Dolayısıyla jeodinamik bir bakış açısından öznelliğin üretiminin ele alınışı, onun kolektif zemininden zuhur edişinin, yani onun oluşumunun gerçek koşullarının ampirik bir sorunsallaştırılması ve zuhur etmiş varlığın virtüel potansiyellerinin sınanmasıdır. Burada çok sayıda jeolojik kuvvet etkinlik halindedir: fizyokimyasal, organik vb. kuvvetler kadar antropomorfik kuvvetler de. Kapitalist toplumlarımızda en çok dikkate almamız gereken jeolojik kuvvet kuşkusuz sermayedir. Ve ardından da yine çeşitli fizyokimyasal ve organik akışları kesmeye, bölüştürmeye, yönlendirmeye ve dağıtmaya muktedir olduğunca diğer sosyal oluşumlar… İnsan öznelliği bilince ve dile indirgenemez semiyotik akışların, yapısal eğilimlere indirgenemez eylem kümelerinin, bizzat insani fenomenlere indirgenemez organik ve fizyokimyasal akımların bir kıvrımı; tüm bu akımlarının belirli bir eklemlenişinden zuhur eden bir kozmik varlık, kendi bileşenlerine ve etkilerine indirgenemez bir nesnedir (Harman, Nesne Yönelimli Ontoloji). Lâkin tüm varlıklar, farklı düzey ile katmanları işe karıştırsa ve karıştırmasa da zaten böyledir. Öznellik diğer varlıklar nezdinde ayrıcalıklı bir varlık değil, diğer varlıklar arasında herhangi biri olarak, yani tekil olarak, kendi farkını haiz bir varlıktır.

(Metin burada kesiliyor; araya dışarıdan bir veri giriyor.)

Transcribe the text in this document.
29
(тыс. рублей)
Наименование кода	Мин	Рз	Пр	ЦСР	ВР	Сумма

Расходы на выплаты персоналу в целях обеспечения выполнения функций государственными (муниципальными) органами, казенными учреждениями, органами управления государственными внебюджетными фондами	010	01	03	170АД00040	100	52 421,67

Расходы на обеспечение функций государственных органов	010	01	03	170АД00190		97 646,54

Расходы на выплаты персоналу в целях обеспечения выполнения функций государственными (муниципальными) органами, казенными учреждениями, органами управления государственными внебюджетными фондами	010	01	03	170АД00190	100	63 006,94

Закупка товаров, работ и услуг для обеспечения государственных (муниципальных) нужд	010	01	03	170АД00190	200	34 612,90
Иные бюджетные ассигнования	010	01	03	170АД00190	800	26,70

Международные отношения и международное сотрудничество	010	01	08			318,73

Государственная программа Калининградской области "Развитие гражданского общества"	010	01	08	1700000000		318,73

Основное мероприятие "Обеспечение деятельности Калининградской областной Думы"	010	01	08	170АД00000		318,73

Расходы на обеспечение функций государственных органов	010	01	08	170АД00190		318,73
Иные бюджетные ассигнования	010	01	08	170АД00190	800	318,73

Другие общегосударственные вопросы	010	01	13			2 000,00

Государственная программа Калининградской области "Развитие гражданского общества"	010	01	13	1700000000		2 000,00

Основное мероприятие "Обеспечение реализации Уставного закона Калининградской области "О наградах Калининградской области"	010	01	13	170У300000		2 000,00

Ama zaten bir taş da öyledir.

Öznellik ve Koşul

Evet, bileşenler açısından öznelliğin zemininin heterojen bir zemin olduğu, dahası onun ifade yolları açısından da semiyotik bir heterojenliğin söz konusu olduğundan bahsettik. Öznelliğin kasıtlı olarak bu heterojen yanları bastırılmadığı, onların bu çokluğunun üzerinde bir şiddet uygulanmadığı sürece öznellik açık uçlu, çoğul bir süreç olur. Fakat henüz bir öznelliğin tezahürünün gerçek koşullarına değinmiş değiliz. Bu gerçek koşul(lar) nedir?

Bunun, en azından materyalist bir yaklaşım açısından öznellikle eş-biçimli olmayacağı açıktır. Peki ama bu ne demektir? Felsefe tarihinde koşul ile koşullanan arasındaki ilişki üzerine uzun bir tartışma vardır. Hume, Kant, Hegel, Husserl, Heidegger, Sartre ve başka bir dizi filozofu, bilhassa öznellik açısından koşul ve koşullanan, yani öznelliğin zemini/temeli ile öznelliğin tezahürü arasındaki oyuna odaklanan bir felsefe geleneğinin parçası olarak görebiliriz. Elbette, bu liste de çoğaltılabilir, fakat benim tartışacağım konu açısından mühim olan nokta şu: Bu gelenekle eleştirel bir diyalog halinde koşul ve koşullanan arasındaki ilişkiyi olabilecek en radikal noktaya taşıyan Deleuze.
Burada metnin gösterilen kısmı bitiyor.